Over 40 teachers have signed up to attend the week-long series of presentations, workshops and lessons this year as part of the free event for educators, some of whom helm from Oklahoma and even Mexico. Recruiting those to attend from rural areas of Pennsylvania also proved important for this year's iteration, which had about two dozen educators attend last year's version.

"AI is just this thing this year that's been in the news sort of hanging over everybody," Stephanie Rosenthal, who hosted this year's event alongside fellow CMU School of Computer Science assistant teaching professor peer Pat Virtue, said. "I think the teachers really like collaborating with each other a lot, too … These teachers are the experts in what they do, and we can help them explore different areas and how to teach that or how to understand it. But eventually, they have to bring it back and make it real in their classroom.
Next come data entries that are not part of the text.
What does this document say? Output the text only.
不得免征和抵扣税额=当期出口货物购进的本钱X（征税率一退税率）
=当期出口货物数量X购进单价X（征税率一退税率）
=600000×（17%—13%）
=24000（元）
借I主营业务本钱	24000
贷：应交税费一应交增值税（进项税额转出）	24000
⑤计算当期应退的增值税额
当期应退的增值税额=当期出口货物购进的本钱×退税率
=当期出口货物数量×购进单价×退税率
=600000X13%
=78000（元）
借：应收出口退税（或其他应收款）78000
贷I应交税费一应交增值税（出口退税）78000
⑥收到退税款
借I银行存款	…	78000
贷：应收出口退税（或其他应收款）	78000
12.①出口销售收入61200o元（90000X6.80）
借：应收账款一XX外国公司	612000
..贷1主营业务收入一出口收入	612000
And so that's how I envision bringing this back to them."

Rosenthal said that educators who teach about computers, math and science made up a significant presence in the overall population of attendees this year just like last year, but she noted there was an increase in the number of attendees of those who teach English, literature and art as well.

"Fundamentally, we're doing this for them so they can take things back to their own classrooms, so they can train a set of students who are interested in coming to places like CMU and really making a difference in how these things work and what the next big thing is," Rosenthal said.

Funding contributions for this year's crash course came from Comcast Corp., the Grable Foundation, CMU's Block Center, the Bosch Group and the Build Back Better grant awarded to the region last fall.